State Supreme Court to hear Norfolk voting case

By Matthew Jones, The Virginian-Pilot – May 25, 2007

NORFOLK – The state Supreme Court has agreed to hear a case seeking access to voting applications that were rejected by the city’s voter registrar.

The dispute began in the fall of 2005, when 55 percent of Norfolk ‘s new voting applications could not be immediately processed, a significantly higher number than in neighboring cities.

Fewer than 1,000 of the 6,064 applications were denied outright. Most were found to be incomplete or ambiguous, and applicants were given a chance to re-register.

General Registrar Elisa Long has said that part of the problem lay with Project Vote – a nonprofit group targeting low-income and minority voters – which submitted about 5,000 applications to her office.

Many were incomplete or had errors, she said.

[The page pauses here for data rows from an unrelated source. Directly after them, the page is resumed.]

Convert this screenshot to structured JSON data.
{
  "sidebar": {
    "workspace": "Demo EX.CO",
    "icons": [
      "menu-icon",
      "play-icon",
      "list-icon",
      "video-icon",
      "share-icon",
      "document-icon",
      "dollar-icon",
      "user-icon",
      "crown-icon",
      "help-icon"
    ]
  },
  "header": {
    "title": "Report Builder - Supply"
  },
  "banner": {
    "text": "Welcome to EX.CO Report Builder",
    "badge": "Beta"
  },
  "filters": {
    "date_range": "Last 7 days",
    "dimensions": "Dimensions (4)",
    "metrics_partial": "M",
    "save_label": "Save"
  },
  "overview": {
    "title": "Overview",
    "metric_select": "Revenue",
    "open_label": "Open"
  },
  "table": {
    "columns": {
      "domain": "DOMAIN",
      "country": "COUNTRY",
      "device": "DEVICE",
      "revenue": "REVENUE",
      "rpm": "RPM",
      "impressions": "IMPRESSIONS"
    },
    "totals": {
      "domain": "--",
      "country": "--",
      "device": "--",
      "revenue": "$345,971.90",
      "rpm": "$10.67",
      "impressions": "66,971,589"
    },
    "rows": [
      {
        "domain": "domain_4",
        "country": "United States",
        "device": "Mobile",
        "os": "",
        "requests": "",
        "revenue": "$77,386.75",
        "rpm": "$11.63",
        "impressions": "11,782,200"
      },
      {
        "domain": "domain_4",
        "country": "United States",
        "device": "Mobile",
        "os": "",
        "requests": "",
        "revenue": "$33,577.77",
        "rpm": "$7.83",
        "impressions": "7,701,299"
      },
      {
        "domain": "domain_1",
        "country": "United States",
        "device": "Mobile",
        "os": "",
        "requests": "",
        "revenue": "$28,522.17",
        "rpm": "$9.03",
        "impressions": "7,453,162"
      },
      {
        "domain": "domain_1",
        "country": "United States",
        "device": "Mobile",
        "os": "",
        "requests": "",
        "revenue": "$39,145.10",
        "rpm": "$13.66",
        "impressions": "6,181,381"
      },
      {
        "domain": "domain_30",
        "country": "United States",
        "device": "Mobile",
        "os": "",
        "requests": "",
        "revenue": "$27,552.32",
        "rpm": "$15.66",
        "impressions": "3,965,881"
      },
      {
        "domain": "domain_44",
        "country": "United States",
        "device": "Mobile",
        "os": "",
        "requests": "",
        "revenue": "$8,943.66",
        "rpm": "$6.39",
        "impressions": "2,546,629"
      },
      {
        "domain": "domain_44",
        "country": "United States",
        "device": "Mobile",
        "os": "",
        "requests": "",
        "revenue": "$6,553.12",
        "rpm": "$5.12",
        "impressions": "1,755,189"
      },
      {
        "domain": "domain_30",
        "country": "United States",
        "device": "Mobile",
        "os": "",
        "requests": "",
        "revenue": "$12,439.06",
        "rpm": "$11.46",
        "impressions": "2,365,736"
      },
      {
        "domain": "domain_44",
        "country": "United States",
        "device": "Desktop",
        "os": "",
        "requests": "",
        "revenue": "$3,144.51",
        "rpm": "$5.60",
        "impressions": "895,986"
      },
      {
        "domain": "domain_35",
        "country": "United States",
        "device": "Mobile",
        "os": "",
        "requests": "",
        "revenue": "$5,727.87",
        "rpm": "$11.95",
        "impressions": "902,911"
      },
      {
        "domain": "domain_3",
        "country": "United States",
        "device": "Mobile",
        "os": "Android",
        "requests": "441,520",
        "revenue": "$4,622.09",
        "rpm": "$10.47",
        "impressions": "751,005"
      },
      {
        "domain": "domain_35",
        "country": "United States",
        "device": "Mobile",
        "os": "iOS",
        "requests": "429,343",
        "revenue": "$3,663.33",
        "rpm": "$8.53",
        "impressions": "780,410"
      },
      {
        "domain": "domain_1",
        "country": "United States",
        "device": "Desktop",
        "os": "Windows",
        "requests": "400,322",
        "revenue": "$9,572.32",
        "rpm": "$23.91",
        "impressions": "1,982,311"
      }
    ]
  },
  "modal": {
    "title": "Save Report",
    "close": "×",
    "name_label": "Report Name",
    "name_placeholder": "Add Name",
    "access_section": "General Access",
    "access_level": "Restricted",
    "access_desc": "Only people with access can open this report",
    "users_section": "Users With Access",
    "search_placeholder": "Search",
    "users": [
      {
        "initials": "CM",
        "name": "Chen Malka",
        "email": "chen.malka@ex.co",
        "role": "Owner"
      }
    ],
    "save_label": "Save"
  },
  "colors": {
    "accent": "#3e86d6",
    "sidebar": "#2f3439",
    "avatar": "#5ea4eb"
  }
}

Project Vote countered that Long’s procedures were overly exacting and placed extra registration hurdles on military, student and homeless voters.

Both sides appealed to the State Board of Elections, which cleared Long’s office.

Andrew Rivera, a civil rights lawyer, sued seeking access to the rejected applications and letters the city sent to those applicants. He eventually won access to some records but appealed to the Supreme Court of Virginia in the hopes of getting access to all of them.

As the case made its way through the courts, the General Assembly passed a bill stating that voting applications and rejection letters are open only to the registrar and the individual voter involved.

Information in the public voter rolls – such as lists of registered voters and those who voted in the last election – would still be available.

Rivera’s case is not affected by that change.

Rivera’s attorney, L. Steven Emmert, presented the case to a three-justice panel May 18 and received word Thursday that the full court will take the case, most likely late this fall, with a decision expected early next year.